Como observa o empresário Alex Nabuco dos Santos, a avaliação imobiliária tradicional costumava concentrar-se quase exclusivamente na localização, na metragem e no padrão de acabamento visível. Com o amadurecimento do mercado, tornou-se claro que o custo de manutenção de um imóvel é tão relevante quanto o seu preço de aquisição. Um edifício que consome recursos de forma excessiva transforma-se em passivo financeiro para o proprietário. Nesse contexto, a eficiência energética emergiu como indicador técnico capaz de diferenciar ativos resilientes daqueles sujeitos à depreciação acelerada.
Na prática, avaliadores e fundos de investimento passaram a incorporar o desempenho energético na mensuração de risco. Imóveis excessivamente dependentes de iluminação artificial ou com sistemas de climatização ineficientes tendem a ser penalizados em análises técnicas. Essa mudança reflete uma lógica pragmática: a economia nas contas de utilidades amplia a renda líquida do morador e melhora a rentabilidade de ativos locados. Assim, a eficiência deixa de ser conceito abstrato e passa a integrar diretamente o fluxo de caixa do imóvel.
Qual é o peso das certificações técnicas na composição do valor de mercado?
As certificações de sustentabilidade funcionam como evidência técnica de que o empreendimento atende a padrões rigorosos de desempenho. Segundo Alex Nabuco dos Santos, selos como LEED, AQUA e EDGE fornecem base confiável para que avaliadores justifiquem valores de metro quadrado mais elevados.
A envoltória do edifício é um dos elementos que mais impactam a carga térmica e, consequentemente, o desempenho energético global.

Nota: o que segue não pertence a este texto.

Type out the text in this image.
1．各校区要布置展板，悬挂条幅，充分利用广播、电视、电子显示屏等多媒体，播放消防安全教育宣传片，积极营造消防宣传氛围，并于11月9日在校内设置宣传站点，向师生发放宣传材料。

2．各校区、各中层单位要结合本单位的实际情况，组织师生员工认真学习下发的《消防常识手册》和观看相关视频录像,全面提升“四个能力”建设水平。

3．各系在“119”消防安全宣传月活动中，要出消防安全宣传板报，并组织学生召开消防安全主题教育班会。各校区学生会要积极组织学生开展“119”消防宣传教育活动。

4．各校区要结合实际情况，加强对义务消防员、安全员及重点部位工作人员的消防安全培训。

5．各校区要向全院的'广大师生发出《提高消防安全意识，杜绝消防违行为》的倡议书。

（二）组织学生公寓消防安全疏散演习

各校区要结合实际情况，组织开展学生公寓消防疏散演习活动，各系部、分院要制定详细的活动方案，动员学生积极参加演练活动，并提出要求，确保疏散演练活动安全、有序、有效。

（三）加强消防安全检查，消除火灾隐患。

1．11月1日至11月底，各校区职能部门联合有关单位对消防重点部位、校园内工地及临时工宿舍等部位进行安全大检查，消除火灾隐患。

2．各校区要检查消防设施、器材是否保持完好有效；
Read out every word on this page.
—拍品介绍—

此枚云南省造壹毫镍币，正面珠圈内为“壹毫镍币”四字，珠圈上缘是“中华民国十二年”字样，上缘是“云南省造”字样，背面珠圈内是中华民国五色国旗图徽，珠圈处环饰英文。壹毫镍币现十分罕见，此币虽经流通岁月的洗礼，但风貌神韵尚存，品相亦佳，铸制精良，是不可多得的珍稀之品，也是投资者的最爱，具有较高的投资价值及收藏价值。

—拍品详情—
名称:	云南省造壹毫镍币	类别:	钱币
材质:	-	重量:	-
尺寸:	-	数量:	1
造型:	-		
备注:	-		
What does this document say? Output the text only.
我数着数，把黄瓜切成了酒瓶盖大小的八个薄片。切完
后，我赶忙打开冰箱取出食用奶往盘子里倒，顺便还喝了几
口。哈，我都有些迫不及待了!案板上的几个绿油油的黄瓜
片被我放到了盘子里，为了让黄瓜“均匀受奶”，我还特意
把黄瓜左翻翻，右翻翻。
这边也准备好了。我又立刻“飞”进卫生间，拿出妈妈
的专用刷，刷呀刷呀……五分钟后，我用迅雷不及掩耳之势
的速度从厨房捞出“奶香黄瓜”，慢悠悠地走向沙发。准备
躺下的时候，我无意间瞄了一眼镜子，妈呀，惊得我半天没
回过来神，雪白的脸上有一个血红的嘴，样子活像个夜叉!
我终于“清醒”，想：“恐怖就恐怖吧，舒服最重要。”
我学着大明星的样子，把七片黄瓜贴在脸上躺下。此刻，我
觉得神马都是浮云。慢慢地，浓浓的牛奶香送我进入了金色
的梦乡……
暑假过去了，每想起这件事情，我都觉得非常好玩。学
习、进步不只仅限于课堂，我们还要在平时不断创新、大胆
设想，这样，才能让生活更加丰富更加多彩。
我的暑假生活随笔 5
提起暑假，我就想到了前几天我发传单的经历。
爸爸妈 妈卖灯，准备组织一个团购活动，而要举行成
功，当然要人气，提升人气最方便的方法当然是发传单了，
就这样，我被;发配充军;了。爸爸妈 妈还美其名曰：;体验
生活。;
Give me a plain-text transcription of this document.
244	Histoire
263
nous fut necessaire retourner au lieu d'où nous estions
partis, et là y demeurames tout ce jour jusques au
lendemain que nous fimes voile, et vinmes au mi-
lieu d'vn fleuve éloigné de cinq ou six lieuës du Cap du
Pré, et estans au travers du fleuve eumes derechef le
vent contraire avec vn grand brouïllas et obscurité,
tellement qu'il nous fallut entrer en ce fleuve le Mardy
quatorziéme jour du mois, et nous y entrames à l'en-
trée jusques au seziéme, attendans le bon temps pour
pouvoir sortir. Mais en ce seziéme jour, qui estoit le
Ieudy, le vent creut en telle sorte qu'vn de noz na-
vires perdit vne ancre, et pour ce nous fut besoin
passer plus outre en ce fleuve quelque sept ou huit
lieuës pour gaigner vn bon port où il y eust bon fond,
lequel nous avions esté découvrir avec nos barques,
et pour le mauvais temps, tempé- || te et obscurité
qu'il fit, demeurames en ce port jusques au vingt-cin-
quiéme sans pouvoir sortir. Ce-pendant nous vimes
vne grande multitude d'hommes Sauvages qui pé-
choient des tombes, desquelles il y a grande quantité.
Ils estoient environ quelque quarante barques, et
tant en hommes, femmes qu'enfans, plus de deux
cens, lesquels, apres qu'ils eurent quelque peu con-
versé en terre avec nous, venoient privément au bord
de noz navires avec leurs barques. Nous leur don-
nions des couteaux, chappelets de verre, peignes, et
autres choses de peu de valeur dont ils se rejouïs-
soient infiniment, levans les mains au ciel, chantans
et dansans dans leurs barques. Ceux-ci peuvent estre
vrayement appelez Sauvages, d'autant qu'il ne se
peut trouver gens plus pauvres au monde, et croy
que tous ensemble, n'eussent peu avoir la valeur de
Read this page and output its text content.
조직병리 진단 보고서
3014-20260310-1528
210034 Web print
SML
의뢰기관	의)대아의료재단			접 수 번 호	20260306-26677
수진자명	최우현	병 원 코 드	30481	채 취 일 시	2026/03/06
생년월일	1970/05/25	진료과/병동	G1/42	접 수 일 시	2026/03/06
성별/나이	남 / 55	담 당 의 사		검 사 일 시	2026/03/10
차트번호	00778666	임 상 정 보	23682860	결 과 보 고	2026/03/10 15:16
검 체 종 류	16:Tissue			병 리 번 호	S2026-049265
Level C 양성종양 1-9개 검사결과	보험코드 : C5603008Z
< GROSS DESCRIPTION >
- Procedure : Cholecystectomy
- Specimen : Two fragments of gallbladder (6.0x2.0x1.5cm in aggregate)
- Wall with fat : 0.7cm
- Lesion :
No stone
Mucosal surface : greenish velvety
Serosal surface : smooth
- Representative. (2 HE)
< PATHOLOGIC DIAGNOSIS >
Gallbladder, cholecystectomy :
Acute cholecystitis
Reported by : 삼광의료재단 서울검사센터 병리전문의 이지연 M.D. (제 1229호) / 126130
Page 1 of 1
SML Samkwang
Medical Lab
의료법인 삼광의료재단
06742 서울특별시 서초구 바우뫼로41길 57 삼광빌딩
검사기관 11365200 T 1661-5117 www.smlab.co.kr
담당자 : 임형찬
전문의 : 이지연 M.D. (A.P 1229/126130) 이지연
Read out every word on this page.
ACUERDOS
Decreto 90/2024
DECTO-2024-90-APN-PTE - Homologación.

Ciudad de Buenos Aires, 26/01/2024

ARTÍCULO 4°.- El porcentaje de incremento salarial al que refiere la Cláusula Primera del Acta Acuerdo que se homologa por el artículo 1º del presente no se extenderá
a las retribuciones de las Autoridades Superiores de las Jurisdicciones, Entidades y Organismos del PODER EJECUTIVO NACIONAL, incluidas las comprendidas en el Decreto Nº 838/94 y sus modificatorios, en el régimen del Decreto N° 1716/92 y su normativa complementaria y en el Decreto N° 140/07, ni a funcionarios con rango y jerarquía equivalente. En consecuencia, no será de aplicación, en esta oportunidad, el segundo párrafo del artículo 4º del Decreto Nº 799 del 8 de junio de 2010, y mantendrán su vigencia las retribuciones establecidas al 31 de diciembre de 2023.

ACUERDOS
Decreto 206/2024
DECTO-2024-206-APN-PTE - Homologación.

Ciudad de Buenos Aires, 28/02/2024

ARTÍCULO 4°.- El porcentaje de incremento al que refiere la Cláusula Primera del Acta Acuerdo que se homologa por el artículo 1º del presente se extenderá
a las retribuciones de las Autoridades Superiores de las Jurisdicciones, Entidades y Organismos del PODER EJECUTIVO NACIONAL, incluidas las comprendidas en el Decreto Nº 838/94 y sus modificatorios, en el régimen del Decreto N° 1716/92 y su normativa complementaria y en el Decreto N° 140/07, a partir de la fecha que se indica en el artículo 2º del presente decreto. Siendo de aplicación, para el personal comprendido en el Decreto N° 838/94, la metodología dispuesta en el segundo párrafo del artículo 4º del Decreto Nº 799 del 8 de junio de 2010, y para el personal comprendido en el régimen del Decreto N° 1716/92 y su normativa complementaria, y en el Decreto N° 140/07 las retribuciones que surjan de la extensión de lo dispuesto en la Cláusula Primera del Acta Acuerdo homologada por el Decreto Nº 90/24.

O uso de vidros de alta performance e sistemas de sombreamento inteligente vem sendo avaliado com rigor crescente por peritos e investidores.
Fachadas que permitem ampla entrada de luz natural sem ganho térmico excessivo reduzem significativamente a necessidade de climatização artificial, principal responsável pelo consumo elétrico elevado em muitos edifícios brasileiros. O resultado é menor custo operacional e melhor posicionamento técnico do ativo.
De que forma a performance energética protege o patrimônio contra a obsolescência?
O conceito de obsolescência imobiliária está cada vez mais ligado à incapacidade do edifício de atender às novas exigências de consumo consciente. Como ressalta Alex Nabuco dos Santos, propriedades que negligenciam a eficiência energética correm maior risco de se tornarem ativos pouco atrativos ao mercado devido ao alto custo de posse.
A proteção patrimonial depende, portanto, da capacidade do imóvel de manter sustentabilidade financeira ao longo do tempo, consumindo menos energia para entregar o mesmo nível de conforto. A avaliação técnica moderna já considera o ciclo de vida completo do edifício, incluindo facilidade de manutenção e durabilidade dos sistemas eletromecânicos.
De acordo com Alex Nabuco dos Santos, projetos que incorporam iluminação LED, sensores de presença e sistemas de recuperação de calor demonstram inteligência construtiva valorizada por compradores qualificados. Como consequência, apresentam liquidez superior e maior resiliência frente às transformações do mercado.

A eficiência como pilar da valorização imobiliária
A consolidação da eficiência energética como critério técnico de avaliação representa uma mudança estrutural na indústria da construção civil. A fase em que a estética isolada garantia o sucesso de um empreendimento foi substituída por um mercado orientado por dados, desempenho e economia real. Investir em soluções de baixo consumo deixou de ser apenas uma escolha ética para tornar-se decisão estratégica de valorização patrimonial.
Como sintetiza Alex Nabuco dos Santos, a precisão técnica na especificação de materiais e sistemas será determinante para posicionar um imóvel no ranking de desejabilidade do mercado. Ao priorizar o desempenho energético, o setor imobiliário eleva o padrão de suas entregas e oferece ao consumidor não apenas conforto, mas também segurança financeira de longo prazo, algo que o luxo meramente superficial não é capaz de sustentar.